100 mg/mL (180.96 mM)

Water

Insoluble

Ethanol

Insoluble

In vivo (Lösungsmittel einzeln und der Reihe nach zum Produkt hinzufügen.)

Homogeneous suspension

CMC-NA

≥5mg/ml

Taking the 1 mL working solution as an example, add 5 mg of this product to 1 ml of CMC-Na solution, mix evenly to obtain a homogeneous suspension with a final concentration of 5 mg/ml.
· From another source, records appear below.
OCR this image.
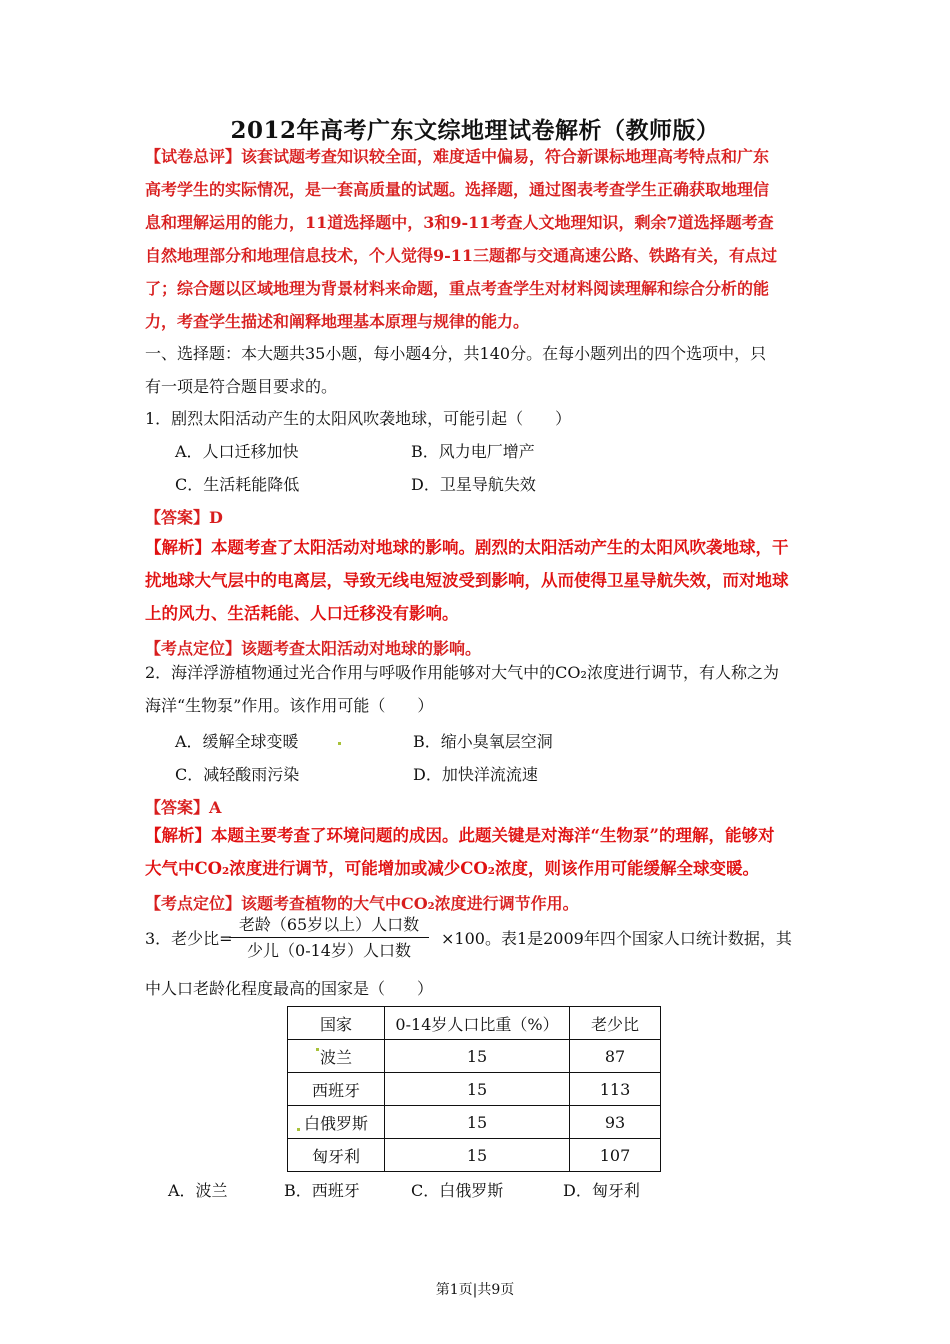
2012年高考广东文综地理试卷解析（教师版）
【试卷总评】该套试题考查知识较全面，难度适中偏易，符合新课标地理高考特点和广东
高考学生的实际情况，是一套高质量的试题。选择题，通过图表考查学生正确获取地理信
息和理解运用的能力，11道选择题中，3和9-11考查人文地理知识，剩余7道选择题考查
自然地理部分和地理信息技术，个人觉得9-11三题都与交通高速公路、铁路有关，有点过
了；综合题以区域地理为背景材料来命题，重点考查学生对材料阅读理解和综合分析的能
力，考查学生描述和阐释地理基本原理与规律的能力。
一、选择题：本大题共35小题，每小题4分，共140分。在每小题列出的四个选项中，只
有一项是符合题目要求的。
1．剧烈太阳活动产生的太阳风吹袭地球，可能引起（　　）
A．人口迁移加快	B．风力电厂增产
C．生活耗能降低	D．卫星导航失效
【答案】D
【解析】本题考查了太阳活动对地球的影响。剧烈的太阳活动产生的太阳风吹袭地球，干
扰地球大气层中的电离层，导致无线电短波受到影响，从而使得卫星导航失效，而对地球
上的风力、生活耗能、人口迁移没有影响。
【考点定位】该题考查太阳活动对地球的影响。
2．海洋浮游植物通过光合作用与呼吸作用能够对大气中的CO₂浓度进行调节，有人称之为
海洋“生物泵”作用。该作用可能（　　）
A．缓解全球变暖	B．缩小臭氧层空洞
C．减轻酸雨污染	D．加快洋流流速
【答案】A
【解析】本题主要考查了环境问题的成因。此题关键是对海洋“生物泵”的理解，能够对
大气中CO₂浓度进行调节，可能增加或减少CO₂浓度，则该作用可能缓解全球变暖。
【考点定位】该题考查植物的大气中CO₂浓度进行调节作用。
3．老少比=
老龄（65岁以上）人口数
少儿（0-14岁）人口数
×100。表1是2009年四个国家人口统计数据，其
中人口老龄化程度最高的国家是（　　）
国家	0-14岁人口比重（%）	老少比
波兰	15	87
西班牙	15	113
白俄罗斯	15	93
匈牙利	15	107
A．波兰	B．西班牙	C．白俄罗斯	D．匈牙利
第1页|共9页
* <1 mg/ml bedeutet schwer löslich oder unlöslich.
* Bitte beachten Sie, dass Selleck die Löslichkeit aller Verbindungen intern testet und die tatsächliche Löslichkeit geringfügig von veröffentlichten Werten abweichen kann. Dies ist normal und ist auf geringfügige Batch-zu-Batch-Variationen zurückzuführen.
* Versand bei Raumtemperatur (Stabilitätstests zeigen, dass dieses Produkt ohne Kühlmaßnahmen versendet werden kann.)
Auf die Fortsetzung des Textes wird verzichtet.